Go to the home directory (I use Ubuntu so my home directory is /home/ubuntu) and run the following:

wget https://github.com/writeas/writefreely/releases/download/v0.12.0/writefreely_0.12.0_linux_amd64.tar.gz
tar -zxvf writefreely_0.12.0_linux_amd64.tar.gz
rm -f writefreely_0.12.0_linux_amd64.tar.gz
cd writefreely
./writefreely --gen-keys

Then I ran ./writefreely --config and chose the following options:

  • Production, behind reverse proxy
  • Local Port 8080
  • SQLite database (I didn't want to manage mysql anymore)
  • Single user blog (can select Multi-user if there are multiple blogs/writers)
  • Enter admin username and password

There will be a file generated config.ini, with all the options. The bind option will be localhost. We will have to change that to 0.0.0.0 if we want to host in a container.

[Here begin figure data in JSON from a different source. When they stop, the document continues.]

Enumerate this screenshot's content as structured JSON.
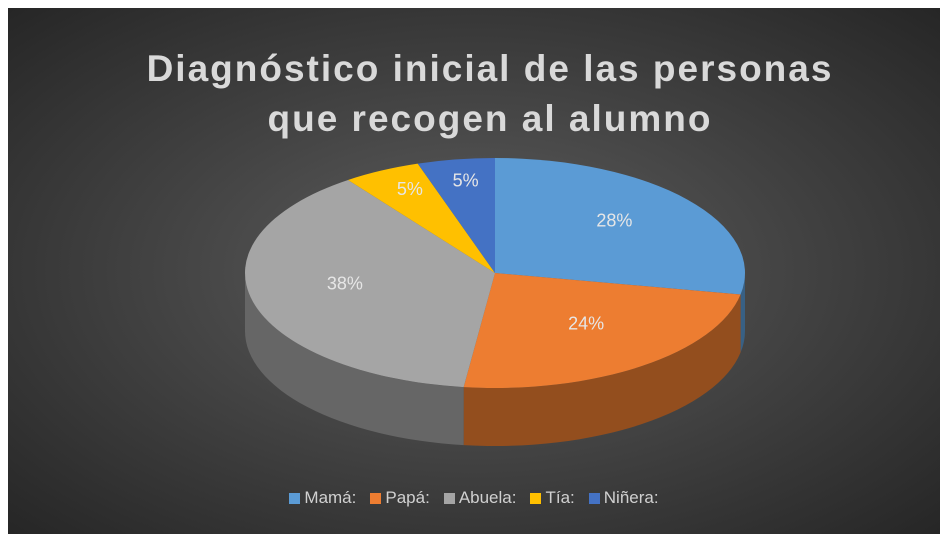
{
  "chart_data": {
    "type": "pie",
    "title": "Diagnóstico inicial de las personas que recogen al alumno",
    "categories": [
      "Mamá:",
      "Papá:",
      "Abuela:",
      "Tía:",
      "Niñera:"
    ],
    "values": [
      28,
      24,
      38,
      5,
      5
    ],
    "value_labels": [
      "28%",
      "24%",
      "38%",
      "5%",
      "5%"
    ],
    "colors": [
      "#5b9bd5",
      "#ed7d31",
      "#a5a5a5",
      "#ffc000",
      "#4472c4"
    ],
    "legend": "bottom"
  }
}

After changing that, add a Dockerfile in the same directory

FROM ubuntu:18.04
RUN groupadd --gid 1000 appuser && \
useradd --uid 1000 --gid appuser --shell /bin/bash --create-home appuser && \
apt-get update && \
apt-get install -y --no-install-recommends \
openssl ca-certificates net-tools
RUN mkdir -p /app && chown appuser:appuser /app
WORKDIR /app
USER appuser
EXPOSE 8080
ENTRYPOINT ["./writefreely"]

I had to choose Ubuntu (instead of the minimal alpine image) because the release downloaded from github does not work with alpine linux (maybe because it is built in Ubuntu). I choose to run any apps using a non-root user because that is a good security practice. Build the image using:

docker build . -t mywritefreely

And then run:

docker run -d --network=prod-network --restart=always --name mywritefreely -v /home/ubuntu/writefreely:/app mywritefreely:latest

I already have a docker network named prod-network running so I attached it to the same network.

Reverse Proxy with Nginx running in Docker

As I mentioned before, I already had a nginx running as a container. I added a new site in sites-enabled which talks to the writefreely container:

upstream writefreely {
server mywritefreely:8080 fail_timeout=0;
}
server {
server_name dhwaneetbhatt.com;
listen 80;
listen 443 ssl;
ssl_session_timeout 5m;
ssl_certificate /etc/letsencrypt/live/dhwaneetbhatt.com/fullchain.pem;
ssl_certificate_key /etc/letsencrypt/live/dhwaneetbhatt.com/privkey.pem;
ssl_trusted_certificate /etc/letsencrypt/live/dhwaneetbhatt.com/chain.pem;
if ($scheme = http) {
return 301 https://$server_name$request_uri;
}
location / {
proxy_set_header X-Real-IP $remote_addr;
proxy_set_header X-Forwarded-For $proxy_add_x_forwarded_for;
proxy_set_header Host $http_host;
proxy_set_header X-Forwarded-Proto https;
proxy_redirect http:// $scheme://;
proxy_connect_timeout 240;
proxy_send_timeout 240;
proxy_read_timeout 240;
proxy_pass http://writefreely;
}
}

I downloaded the certificates using LetsEncrypt container using the following command:

docker run -it --rm -v /home/ubuntu/certs/letsencrypt/etc:/etc/letsencrypt -p 80:80 deliverous/certbot certonly --standalone -d dhwaneetbhatt.com

When using --standalone we have to be careful we don't have nginx running on port 80 otherwise it would conflict. I prefer this because there are complications doing this with nginx and I prefer a little downtime of 5s rather than setting it up with nginx.

Once done, I started up nginx again and it forwards traffic to the writefreely container.